Beyond Memorization: Evaluating the True Type Inference Capabilities of LLMs for Java Code Snippets
- URL: http://arxiv.org/abs/2503.04076v1
- Date: Thu, 06 Mar 2025 04:13:40 GMT
- Title: Beyond Memorization: Evaluating the True Type Inference Capabilities of LLMs for Java Code Snippets
- Authors: Yiwen Dong, Zhenyang Xu, Yongqiang Tian, Chengnian Sun,
- Abstract summary: Recent studies have leveraged Large Language Models for type inference on code snippets, showing promising results.<n>However, these results are potentially affected by data leakage, as the benchmark suite (StatType-SO) has been public on GitHub since 2017.<n>We conducted a three-pronged evaluation to comprehensively assess LLMs' type inference capabilities on Java code snippets.
- Score: 3.152174935904172
- License: http://creativecommons.org/licenses/by-nc-nd/4.0/
- Abstract: Type inference is a crucial task for reusing online code snippets, often found on platforms like StackOverflow, which frequently lack essential type information such as fully qualified names (FQNs) and required libraries. Recent studies have leveraged Large Language Models (LLMs) for type inference on code snippets, showing promising results.

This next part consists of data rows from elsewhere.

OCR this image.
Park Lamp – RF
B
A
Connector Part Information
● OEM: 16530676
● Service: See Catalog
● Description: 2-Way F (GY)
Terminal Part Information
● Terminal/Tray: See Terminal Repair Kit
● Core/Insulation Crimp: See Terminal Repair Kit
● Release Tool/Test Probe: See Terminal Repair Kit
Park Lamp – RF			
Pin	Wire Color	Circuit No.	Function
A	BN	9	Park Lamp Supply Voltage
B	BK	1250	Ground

However, these results are potentially affected by data leakage, as the benchmark suite (StatType-SO) has been public on GitHub since 2017 (full suite in 2023). Thus, it is uncertain whether LLMs' strong performance reflects genuine code semantics understanding or a mere retrieval of ground truth from training data. To comprehensively assess LLMs' type inference capabilities on Java code snippets, we conducted a three-pronged evaluation. First, utilizing Thalia, a program synthesis technique, we created ThaliaType--a new, unseen dataset for type inference evaluation. On unseen snippets, LLM performance dropped significantly, with up to a 59% decrease in precision and 72% in recall. Second, we developed semantic-preserving transformations that significantly degraded LLMs' type inference performance, revealing weaknesses in understanding code semantics. Third, we used delta debugging to identify the minimal syntax elements sufficient for LLM inference. While type inference primarily involves inferring FQNs for types in the code snippet, LLMs correctly infer FQNs even when the types were absent from the snippets, suggesting a reliance on knowledge from training instead of thoroughly analyzing the snippets. Our findings indicate that LLMs' strong past performance likely stemmed from data leakage, rather than a genuine understanding of the semantics of code snippets. Our findings highlight the crucial need for carefully designed benchmarks using unseen code snippets to assess the true capabilities of LLMs for type inference tasks.